Saudi Arabia has Sophia, and now Egypt wants a robot, too
Egypt’s labyrinthine bureaucracy is tiptoeing into the 21st century.
The Arab world’s most populous nation is building its own version of Sophia, the robot that was granted Saudi citizenship to dramatize the kingdom’s plan to build a $500 billion futuristic city.
The unnamed Egyptian copycat will be responsible for answering questions about the civil service law, the Cairo-based al-Mal reported on its website, citing Saleh El-Sheikh, head of the Central Agency for Organization Administration.
Three companies are being considered to develop the artificial intelligence platform, media reported.
It’s unclear why a robot is needed to answer questions about the law, especially as Egypt’s bloated public sector employs more than 5 million civil servants. El-Sheikh didn’t provide details on projected costs.
The venture reflects the government’s ambitions to reshape the nation through mega-projects whose value has been questioned and economic reforms that have pinched hard even as they draw investment. Work is under way to build a new multi-billion administrative capital, and the government has widened the Suez Canal.

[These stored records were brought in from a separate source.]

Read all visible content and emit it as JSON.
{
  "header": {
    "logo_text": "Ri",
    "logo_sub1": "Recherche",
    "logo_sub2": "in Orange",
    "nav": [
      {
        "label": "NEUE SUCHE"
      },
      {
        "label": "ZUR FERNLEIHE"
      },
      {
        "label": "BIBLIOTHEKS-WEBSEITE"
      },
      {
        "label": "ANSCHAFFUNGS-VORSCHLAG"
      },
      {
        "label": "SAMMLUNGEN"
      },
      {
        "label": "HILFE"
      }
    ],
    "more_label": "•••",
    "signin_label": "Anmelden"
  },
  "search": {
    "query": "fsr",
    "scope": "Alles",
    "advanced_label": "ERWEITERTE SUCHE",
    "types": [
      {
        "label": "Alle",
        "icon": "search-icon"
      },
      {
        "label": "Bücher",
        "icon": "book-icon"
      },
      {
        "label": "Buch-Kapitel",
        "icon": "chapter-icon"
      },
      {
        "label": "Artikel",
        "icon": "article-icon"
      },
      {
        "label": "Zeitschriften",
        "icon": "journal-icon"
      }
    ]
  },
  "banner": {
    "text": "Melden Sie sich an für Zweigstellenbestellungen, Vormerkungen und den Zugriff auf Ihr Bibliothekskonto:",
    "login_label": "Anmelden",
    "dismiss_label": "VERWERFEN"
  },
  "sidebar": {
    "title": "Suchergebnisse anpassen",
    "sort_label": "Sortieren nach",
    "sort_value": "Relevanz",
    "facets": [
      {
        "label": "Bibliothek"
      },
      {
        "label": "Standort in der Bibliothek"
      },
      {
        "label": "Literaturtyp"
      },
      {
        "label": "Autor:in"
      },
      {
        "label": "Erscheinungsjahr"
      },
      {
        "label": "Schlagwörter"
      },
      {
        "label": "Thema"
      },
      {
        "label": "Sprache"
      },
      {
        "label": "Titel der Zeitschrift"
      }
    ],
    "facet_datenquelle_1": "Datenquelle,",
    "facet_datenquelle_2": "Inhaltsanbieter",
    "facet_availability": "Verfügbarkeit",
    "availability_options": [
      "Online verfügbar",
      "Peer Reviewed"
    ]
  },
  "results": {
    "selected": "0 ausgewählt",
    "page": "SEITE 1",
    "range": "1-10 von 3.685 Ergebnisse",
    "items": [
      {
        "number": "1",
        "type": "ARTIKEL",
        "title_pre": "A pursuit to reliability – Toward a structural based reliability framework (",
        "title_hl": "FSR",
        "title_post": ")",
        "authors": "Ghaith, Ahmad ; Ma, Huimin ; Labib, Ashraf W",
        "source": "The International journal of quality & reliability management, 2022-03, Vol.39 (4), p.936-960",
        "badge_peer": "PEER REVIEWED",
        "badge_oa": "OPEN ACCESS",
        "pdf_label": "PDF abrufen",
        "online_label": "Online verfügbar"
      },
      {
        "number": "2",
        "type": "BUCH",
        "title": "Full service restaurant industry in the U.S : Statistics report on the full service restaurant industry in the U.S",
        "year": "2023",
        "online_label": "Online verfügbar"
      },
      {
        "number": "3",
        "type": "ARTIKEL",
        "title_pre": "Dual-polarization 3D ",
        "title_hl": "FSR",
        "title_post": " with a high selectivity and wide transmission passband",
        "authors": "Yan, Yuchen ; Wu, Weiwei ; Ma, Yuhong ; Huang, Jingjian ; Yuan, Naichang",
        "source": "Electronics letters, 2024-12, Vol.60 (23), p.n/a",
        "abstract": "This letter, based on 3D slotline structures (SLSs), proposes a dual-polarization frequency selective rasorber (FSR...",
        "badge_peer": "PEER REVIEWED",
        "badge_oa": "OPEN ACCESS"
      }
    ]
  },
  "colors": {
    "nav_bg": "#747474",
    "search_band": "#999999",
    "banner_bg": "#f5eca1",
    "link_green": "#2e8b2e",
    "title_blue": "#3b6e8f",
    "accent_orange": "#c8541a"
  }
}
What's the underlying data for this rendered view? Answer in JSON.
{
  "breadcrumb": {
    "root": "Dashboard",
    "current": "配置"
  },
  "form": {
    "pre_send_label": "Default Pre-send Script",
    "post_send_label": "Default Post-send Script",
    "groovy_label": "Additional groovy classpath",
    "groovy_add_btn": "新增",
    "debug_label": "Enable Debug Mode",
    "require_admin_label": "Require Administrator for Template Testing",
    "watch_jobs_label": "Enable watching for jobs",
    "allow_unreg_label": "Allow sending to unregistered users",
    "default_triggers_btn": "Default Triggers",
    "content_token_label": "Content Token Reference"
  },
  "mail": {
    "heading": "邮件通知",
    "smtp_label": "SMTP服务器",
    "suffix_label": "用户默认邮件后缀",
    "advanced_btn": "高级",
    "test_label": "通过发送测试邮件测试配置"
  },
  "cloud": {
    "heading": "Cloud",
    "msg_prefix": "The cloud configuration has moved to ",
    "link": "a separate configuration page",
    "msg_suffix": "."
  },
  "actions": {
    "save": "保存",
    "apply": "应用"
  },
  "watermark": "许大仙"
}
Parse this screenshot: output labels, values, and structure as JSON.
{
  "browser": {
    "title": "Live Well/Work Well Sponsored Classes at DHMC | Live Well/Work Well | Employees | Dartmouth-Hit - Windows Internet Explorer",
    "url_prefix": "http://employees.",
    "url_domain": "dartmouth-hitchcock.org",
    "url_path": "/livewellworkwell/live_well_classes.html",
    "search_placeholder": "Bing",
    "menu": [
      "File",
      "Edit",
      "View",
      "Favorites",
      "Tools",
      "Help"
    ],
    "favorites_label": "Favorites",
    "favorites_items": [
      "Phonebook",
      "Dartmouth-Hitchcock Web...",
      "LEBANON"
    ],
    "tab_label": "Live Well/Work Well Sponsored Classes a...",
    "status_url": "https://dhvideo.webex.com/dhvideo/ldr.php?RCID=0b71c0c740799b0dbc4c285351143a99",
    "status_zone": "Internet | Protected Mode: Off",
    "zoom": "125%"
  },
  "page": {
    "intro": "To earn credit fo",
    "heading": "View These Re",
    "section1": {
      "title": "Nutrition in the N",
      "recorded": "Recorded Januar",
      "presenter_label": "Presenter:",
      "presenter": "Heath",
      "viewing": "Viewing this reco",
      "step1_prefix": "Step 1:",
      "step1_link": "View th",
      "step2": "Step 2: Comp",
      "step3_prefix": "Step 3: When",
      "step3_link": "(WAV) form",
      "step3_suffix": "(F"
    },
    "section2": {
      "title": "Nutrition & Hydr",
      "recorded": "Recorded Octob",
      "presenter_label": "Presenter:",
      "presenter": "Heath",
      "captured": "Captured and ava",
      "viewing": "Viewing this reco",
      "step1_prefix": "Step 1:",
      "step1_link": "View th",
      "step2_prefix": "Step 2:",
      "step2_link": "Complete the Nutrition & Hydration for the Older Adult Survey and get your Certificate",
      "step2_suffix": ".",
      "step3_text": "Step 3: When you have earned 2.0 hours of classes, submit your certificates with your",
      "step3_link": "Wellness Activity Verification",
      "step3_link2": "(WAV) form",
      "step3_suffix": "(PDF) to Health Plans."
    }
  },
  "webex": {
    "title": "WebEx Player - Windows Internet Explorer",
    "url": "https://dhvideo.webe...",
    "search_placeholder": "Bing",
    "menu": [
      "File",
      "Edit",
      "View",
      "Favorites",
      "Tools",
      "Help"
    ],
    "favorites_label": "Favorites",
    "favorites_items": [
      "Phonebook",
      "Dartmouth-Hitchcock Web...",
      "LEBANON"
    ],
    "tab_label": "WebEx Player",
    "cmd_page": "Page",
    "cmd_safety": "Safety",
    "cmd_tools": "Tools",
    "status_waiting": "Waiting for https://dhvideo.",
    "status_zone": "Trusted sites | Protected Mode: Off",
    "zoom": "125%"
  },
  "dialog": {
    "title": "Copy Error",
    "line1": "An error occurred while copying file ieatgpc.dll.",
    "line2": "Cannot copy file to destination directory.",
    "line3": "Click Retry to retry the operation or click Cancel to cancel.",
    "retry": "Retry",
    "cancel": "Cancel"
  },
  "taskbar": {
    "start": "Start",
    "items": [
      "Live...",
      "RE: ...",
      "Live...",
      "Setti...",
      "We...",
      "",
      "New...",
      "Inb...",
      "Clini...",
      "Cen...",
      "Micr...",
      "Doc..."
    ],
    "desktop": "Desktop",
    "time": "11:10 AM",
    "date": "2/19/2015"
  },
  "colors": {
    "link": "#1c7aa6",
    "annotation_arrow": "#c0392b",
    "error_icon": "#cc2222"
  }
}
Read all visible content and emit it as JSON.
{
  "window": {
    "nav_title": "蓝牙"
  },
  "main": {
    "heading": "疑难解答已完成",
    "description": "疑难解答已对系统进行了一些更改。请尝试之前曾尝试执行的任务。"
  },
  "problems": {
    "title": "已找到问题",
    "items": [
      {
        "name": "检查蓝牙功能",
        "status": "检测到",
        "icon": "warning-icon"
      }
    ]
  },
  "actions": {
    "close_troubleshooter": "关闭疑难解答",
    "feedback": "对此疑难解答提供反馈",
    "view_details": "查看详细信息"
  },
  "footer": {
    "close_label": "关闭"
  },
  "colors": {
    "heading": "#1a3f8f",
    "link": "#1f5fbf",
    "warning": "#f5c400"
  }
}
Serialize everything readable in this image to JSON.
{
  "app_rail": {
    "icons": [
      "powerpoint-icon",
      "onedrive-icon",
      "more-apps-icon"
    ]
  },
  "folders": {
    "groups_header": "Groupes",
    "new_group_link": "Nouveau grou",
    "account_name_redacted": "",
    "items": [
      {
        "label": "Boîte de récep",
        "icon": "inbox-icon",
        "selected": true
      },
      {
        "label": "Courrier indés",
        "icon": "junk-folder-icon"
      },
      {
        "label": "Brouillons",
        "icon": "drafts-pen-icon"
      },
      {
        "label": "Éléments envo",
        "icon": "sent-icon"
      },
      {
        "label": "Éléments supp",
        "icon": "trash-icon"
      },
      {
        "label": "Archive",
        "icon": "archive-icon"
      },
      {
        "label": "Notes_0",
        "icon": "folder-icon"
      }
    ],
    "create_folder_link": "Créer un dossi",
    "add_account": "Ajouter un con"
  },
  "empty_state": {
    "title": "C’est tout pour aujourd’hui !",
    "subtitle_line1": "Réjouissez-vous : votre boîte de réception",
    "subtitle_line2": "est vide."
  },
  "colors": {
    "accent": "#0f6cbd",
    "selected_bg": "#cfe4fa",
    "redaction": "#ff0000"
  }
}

Construction is also underway on a museum to house Egypt’s treasured antiquities.
The efforts have met with mixed reviews in Egypt. Many in the impoverished nation of over 96 million complain that the money is being spent on vanity projects at a time when austerity measures have made life even tougher. But officials argue that the measures, which included floating the currency and slashing subsidies, are key to winning over investors and reviving economic growth.